The concept of “Six Degrees of Separation” is a social theory that suggests that any two people in the world can be connected to each other through a chain of acquaintances with no more than six intermediaries. In other words, everyone is at most six steps away from any other person on Earth. The theory became popularized through a small-world experiment conducted by social psychologist Stanley Milgram in the 1960s. In Milgram’s experiment, participants were asked to send a letter to a target person (a specific individual chosen in the United States) through a chain of acquaintances. The participants were given the name and some background information about the target person and were instructed to send the letter to someone they knew who might be closer to the target. The chain continued until the letter reached the target person.
Milgram found that the average number of intermediaries in the chains was surprisingly small, typically around six. This led to the formulation of the idea that social networks are highly interconnected, and it takes only a few steps to connect any two people.
What is a NSW
NSW is a concept used in algorithms for approximate nearest neighbor search. The basic idea is to create a graph structure where each node is connected to its “navigable neighbors” in the high-dimensional space. This graph should exhibit the small-world property, meaning that nodes are well-connected, and it should be navigable, meaning that it allows for efficient exploration of the space. The algorithm aims to strike a balance between accuracy (finding neighbors that are close in the high-dimensional space) and efficiency (quickly navigating through the graph). Each nodes/vector can be connected to max 6 other vectors but this number can vary of course. The key is to achieve a small average shortest path length between nodes, allowing for quick exploration of the space while maintaining connectivity.
How does it work?
Let’s assume we have this sort of graph:
Each node in this graph is an embedding which could be for example chunk of a text but could be anything. For this case let’s assume they are chunked texts from some corpus.

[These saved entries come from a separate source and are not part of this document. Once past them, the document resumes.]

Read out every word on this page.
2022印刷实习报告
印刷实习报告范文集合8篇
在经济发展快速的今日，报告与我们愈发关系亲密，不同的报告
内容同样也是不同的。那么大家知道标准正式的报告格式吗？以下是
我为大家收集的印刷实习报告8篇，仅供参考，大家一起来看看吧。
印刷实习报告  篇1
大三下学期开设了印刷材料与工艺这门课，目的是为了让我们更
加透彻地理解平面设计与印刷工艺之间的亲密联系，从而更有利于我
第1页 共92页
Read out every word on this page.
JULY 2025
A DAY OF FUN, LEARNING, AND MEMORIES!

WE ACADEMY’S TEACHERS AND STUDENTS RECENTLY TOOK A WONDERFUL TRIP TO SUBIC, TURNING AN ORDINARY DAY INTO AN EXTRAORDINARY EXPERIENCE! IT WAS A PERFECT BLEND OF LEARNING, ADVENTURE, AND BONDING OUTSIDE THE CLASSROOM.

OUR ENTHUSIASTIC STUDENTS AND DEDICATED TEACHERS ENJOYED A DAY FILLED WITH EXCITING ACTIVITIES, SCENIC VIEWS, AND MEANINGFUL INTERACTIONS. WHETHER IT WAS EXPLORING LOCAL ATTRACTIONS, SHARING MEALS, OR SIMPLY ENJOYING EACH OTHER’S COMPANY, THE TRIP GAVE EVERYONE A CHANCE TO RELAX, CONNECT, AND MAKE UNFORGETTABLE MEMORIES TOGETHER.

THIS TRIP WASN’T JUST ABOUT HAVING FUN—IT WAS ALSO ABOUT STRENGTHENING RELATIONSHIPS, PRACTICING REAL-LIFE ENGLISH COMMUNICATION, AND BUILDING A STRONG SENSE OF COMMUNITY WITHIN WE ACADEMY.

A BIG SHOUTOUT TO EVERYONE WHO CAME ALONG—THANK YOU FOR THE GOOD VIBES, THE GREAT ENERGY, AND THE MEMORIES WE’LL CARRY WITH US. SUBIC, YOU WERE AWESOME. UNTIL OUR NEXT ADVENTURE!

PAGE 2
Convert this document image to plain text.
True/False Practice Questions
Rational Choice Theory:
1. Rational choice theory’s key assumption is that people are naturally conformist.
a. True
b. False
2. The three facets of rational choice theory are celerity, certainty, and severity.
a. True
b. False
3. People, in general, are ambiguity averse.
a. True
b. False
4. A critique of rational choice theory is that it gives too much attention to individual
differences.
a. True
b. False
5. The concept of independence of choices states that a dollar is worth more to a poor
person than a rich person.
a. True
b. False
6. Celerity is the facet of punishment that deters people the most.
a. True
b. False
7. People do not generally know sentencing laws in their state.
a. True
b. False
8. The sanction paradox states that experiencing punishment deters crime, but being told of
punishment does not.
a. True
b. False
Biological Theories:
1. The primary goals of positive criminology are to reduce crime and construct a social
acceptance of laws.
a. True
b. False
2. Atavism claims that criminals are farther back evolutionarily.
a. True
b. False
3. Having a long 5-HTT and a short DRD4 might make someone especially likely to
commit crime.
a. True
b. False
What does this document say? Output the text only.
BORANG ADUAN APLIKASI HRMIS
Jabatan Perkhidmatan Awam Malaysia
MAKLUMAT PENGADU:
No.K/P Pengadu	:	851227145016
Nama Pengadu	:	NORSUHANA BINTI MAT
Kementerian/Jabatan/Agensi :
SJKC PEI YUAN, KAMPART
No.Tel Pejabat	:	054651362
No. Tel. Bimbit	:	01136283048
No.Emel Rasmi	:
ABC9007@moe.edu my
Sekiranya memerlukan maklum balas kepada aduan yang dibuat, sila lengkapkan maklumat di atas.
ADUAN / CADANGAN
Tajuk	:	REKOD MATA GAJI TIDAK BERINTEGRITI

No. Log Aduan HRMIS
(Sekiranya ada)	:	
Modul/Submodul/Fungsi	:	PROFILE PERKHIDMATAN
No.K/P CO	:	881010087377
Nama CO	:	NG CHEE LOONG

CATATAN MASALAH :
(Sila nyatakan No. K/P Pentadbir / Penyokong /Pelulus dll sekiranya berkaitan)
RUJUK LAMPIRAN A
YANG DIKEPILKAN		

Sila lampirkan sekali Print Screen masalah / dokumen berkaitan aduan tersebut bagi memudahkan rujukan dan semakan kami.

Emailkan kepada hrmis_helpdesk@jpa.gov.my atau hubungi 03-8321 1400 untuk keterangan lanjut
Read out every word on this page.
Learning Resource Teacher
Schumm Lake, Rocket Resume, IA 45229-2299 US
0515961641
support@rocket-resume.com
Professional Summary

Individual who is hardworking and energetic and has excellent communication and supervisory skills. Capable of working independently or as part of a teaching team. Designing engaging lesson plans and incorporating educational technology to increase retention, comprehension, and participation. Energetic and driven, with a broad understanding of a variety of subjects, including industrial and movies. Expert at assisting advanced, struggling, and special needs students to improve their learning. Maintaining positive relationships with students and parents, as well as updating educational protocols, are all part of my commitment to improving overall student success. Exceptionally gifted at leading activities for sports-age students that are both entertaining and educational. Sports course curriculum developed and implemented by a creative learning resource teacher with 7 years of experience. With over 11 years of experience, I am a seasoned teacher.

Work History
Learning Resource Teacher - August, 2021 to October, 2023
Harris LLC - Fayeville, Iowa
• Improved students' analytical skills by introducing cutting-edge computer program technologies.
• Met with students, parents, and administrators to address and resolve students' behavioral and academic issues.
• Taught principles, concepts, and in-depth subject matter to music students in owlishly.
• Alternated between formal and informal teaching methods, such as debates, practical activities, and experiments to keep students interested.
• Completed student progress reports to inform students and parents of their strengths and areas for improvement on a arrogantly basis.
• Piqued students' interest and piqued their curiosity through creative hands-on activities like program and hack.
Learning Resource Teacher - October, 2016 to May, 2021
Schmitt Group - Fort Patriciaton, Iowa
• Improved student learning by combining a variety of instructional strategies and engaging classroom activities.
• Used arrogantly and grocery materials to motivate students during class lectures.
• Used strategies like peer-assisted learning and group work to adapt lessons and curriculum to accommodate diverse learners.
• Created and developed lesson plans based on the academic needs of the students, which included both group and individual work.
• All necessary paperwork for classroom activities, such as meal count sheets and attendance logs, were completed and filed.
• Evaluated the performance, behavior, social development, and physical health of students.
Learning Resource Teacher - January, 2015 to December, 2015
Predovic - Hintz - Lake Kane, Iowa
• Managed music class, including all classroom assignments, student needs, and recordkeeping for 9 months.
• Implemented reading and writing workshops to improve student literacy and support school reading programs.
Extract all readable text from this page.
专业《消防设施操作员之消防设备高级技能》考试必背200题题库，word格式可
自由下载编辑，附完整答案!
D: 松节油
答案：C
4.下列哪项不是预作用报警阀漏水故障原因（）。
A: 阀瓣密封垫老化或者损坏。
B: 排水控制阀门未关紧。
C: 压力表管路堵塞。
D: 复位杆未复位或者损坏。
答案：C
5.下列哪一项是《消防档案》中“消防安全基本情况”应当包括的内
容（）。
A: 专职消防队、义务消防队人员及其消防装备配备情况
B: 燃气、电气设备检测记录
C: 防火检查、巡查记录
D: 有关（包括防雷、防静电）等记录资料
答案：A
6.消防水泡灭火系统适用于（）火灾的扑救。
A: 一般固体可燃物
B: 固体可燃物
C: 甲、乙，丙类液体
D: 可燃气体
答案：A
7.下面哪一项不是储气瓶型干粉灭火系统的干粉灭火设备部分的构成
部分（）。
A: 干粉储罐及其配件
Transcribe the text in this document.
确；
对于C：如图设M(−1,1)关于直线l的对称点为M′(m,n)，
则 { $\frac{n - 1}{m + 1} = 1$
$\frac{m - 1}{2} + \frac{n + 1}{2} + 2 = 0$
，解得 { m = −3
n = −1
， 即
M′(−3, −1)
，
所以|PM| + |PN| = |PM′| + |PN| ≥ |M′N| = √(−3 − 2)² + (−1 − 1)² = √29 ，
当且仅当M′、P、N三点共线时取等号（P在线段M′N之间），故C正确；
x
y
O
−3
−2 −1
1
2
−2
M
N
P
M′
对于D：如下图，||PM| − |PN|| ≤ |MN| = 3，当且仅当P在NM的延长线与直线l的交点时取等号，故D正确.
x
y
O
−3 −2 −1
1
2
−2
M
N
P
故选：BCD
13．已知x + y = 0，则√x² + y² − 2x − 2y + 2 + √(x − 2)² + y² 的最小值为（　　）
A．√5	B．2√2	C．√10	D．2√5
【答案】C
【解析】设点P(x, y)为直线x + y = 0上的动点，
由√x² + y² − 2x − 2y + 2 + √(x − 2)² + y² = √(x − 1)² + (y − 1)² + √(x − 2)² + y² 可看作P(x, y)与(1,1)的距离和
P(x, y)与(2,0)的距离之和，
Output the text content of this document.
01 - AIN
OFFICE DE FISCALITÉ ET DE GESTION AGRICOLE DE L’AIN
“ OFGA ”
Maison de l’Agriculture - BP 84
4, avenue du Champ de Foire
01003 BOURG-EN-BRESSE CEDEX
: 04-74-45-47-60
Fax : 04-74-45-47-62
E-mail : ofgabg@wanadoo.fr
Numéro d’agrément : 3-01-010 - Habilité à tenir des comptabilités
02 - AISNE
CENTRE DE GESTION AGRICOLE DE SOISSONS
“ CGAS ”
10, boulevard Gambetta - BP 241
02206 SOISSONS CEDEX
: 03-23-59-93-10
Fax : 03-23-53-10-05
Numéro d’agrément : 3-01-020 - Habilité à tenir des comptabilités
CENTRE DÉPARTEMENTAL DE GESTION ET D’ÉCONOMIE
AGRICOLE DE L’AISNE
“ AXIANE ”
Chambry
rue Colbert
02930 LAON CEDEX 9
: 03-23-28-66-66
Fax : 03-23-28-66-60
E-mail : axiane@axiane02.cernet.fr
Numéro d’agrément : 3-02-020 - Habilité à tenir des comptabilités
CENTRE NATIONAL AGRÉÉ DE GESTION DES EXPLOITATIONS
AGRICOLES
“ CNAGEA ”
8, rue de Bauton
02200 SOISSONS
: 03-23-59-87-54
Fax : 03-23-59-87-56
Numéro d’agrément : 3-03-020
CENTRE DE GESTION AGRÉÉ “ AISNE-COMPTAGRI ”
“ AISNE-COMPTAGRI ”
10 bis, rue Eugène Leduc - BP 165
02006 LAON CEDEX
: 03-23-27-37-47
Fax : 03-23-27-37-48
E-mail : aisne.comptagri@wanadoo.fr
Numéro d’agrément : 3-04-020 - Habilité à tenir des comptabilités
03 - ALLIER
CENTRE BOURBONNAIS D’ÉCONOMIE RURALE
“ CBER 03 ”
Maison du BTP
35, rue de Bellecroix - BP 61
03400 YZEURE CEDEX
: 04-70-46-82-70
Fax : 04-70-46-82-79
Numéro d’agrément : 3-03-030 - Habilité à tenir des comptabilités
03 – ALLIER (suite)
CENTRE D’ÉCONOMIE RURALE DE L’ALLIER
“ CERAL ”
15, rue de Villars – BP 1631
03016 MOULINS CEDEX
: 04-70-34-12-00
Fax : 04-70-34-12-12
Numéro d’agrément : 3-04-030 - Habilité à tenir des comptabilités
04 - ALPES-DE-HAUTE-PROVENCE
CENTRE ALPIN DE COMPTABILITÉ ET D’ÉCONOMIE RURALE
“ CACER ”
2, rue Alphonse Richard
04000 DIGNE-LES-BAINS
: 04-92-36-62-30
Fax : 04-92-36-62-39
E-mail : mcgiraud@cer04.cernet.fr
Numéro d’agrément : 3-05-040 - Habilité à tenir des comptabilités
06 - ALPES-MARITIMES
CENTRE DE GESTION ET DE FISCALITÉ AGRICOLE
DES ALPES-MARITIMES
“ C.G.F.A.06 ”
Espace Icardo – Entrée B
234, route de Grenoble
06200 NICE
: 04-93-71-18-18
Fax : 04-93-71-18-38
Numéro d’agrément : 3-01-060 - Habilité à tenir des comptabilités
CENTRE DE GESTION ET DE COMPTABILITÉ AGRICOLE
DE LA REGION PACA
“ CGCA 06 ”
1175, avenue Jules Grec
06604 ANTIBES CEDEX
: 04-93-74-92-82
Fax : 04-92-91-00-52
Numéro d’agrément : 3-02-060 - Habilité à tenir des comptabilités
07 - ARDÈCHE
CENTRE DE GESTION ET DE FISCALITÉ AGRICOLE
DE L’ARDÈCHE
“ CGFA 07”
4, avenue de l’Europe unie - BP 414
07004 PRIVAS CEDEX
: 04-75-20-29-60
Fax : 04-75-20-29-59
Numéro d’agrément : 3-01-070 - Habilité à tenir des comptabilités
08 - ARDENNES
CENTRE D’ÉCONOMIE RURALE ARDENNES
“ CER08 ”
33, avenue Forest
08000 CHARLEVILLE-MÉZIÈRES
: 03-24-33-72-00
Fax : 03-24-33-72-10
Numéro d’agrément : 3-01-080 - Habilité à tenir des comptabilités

To find the top-k we initialize the embedded query at a random position and do the following:
- Compare the embedding of the Query to the Embedding of the randomly picked node, the comparison is calculate say the cosine similarity between the two.
- The same is done with the connected nodes to this randomly picked node and see if there is better results. If yes, move to that node. Repeat until the connected neighbor are having worse score.
- This process above is repeated from point 1 from different “entry points”
- The scores are sorted and kept only top-K
The HNSW makes use of Skip-List which is a data structure that allows for efficient search, insertion, and deletion of elements in a sorted sequence.
Node Structure:
Each element in the Skip List is represented by a node. Each node contains a key (or value) and a forward pointer that points to the next node in the same level.
Levels:
A Skip List consists of multiple levels. The bottom level contains all the elements in sorted order. Higher levels include fewer elements, and each element in a higher level has a forward pointer that skips over some elements in the lower levels.
Tower Structure:
Nodes with more than one level form towers. The top level of the Skip List contains a single tower that spans the entire sorted sequence.
The HNSW is basically a combination of NSW and Skip List.
Photo taken from Pinecone: https://www.pinecone.io/learn/series/faiss/hnsw/
The lower level is the dense level where there are more nodes and connections. The top level is the sparse level.
How does it work?
As for the NSW, we have a random entry at the Sparse level (top one) and compare the similarity with its connections on the same level. Whichever has best score is selected and then we go to the lower level. The same similarity check is done at this level until we get the best one and then go lower. We stop until the local best is found.
This is again repeated with different entry.